Some sites may also ask for payments in cryptocurrency, which is even less controllable than aforementioned payment methods. While crypto transactions expand their presence slowly, they still remain a beloved bay for different scammers.
5. Items’ images are sourced from another page
As frauds most likely don’t have any goods, they are not able to make unique pics. Thus their option is to hijack these images from other sites. When scams market the same goods on different websites, you can find such images on similarly-looking fraudulent sites. By searching for the image on Google, you can prove whether the image is unique or not.

Image duplicates on another scam site, as well as on Amazon and Walmart sites
6. Design repeats the one of a different page
Frauds do not stop on stealing pics. As scammers may parasite on the same topic again and again, they use the same site design under the new web-address, and voila – a new scam site is ready to rock-n-roll! In some cases, image search on Google advice I’ve mentioned above may lead you to the copy of the page you’ve started on. It makes uncovering such frauds particularly easy, but scoundrels who run them never aim at cautious users.
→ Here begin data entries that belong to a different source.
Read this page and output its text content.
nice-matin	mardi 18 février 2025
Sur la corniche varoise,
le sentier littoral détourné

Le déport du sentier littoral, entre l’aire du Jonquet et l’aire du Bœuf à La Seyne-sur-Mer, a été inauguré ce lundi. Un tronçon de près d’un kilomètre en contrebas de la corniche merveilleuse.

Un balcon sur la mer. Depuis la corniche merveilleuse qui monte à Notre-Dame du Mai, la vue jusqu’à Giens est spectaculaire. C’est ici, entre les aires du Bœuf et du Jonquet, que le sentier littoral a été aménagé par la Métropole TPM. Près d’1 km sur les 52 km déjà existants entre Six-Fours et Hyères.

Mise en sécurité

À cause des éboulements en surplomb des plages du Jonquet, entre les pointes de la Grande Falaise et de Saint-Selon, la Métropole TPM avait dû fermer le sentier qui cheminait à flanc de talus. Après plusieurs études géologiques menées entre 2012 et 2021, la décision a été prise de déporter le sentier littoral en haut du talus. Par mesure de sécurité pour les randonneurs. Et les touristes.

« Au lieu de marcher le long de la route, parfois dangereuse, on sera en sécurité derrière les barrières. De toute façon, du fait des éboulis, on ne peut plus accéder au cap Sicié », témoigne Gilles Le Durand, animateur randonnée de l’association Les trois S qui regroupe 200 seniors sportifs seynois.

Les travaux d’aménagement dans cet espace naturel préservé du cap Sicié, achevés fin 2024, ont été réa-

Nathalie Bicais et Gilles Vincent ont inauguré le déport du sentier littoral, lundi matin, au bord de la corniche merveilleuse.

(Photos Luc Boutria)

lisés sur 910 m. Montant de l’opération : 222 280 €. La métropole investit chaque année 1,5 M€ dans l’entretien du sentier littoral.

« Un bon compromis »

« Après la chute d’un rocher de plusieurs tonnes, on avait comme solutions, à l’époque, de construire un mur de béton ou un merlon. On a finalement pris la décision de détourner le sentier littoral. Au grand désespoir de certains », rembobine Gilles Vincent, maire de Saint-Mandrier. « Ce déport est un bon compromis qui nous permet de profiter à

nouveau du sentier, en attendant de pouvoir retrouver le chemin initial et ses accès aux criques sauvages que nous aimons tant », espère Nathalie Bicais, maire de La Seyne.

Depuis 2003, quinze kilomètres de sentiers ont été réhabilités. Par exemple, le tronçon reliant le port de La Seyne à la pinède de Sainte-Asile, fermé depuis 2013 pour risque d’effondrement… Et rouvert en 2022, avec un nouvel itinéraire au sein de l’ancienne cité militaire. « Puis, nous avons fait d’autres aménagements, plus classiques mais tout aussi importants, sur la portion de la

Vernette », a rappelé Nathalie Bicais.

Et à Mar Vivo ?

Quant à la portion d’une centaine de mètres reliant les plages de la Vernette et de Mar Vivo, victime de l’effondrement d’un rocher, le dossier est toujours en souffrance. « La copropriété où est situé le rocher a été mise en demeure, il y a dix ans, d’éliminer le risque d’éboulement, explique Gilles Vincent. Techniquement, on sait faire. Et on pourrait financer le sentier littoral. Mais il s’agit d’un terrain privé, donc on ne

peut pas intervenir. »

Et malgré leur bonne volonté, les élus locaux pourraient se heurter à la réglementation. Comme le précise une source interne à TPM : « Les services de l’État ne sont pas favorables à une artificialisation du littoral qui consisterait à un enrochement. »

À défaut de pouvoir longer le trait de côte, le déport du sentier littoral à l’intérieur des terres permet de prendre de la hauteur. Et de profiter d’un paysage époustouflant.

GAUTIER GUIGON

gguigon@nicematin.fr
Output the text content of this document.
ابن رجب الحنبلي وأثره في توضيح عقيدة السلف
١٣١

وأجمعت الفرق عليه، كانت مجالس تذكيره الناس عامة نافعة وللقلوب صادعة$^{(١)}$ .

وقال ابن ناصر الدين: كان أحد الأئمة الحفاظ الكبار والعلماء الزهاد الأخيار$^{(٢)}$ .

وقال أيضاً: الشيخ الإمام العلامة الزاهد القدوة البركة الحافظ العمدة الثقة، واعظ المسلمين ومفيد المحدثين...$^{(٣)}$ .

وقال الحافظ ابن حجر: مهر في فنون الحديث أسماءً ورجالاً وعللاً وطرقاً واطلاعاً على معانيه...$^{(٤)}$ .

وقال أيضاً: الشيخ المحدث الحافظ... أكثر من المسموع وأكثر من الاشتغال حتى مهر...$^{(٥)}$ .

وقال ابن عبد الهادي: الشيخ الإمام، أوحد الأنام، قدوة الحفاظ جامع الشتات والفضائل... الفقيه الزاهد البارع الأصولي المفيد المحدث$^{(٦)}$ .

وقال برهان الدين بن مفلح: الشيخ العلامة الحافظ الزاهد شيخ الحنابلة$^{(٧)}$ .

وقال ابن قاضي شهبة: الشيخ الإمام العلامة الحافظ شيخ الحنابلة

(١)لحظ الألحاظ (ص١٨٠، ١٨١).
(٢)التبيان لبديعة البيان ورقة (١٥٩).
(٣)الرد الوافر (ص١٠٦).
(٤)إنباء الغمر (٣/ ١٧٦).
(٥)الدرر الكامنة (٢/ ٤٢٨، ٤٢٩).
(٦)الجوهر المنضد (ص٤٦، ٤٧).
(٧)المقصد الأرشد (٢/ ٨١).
Example of scam sites that duplicate each others’ design
Frequently Asked Questions about the Dysculs.com Scam
- Contact your bank or card provider and ask about chargeback options.
- Save screenshots, receipts, tracking numbers, and emails as evidence.
- Change reused passwords and enable two-factor authentication on important accounts.
- Watch for follow-up phishing emails pretending to offer refunds or delivery updates.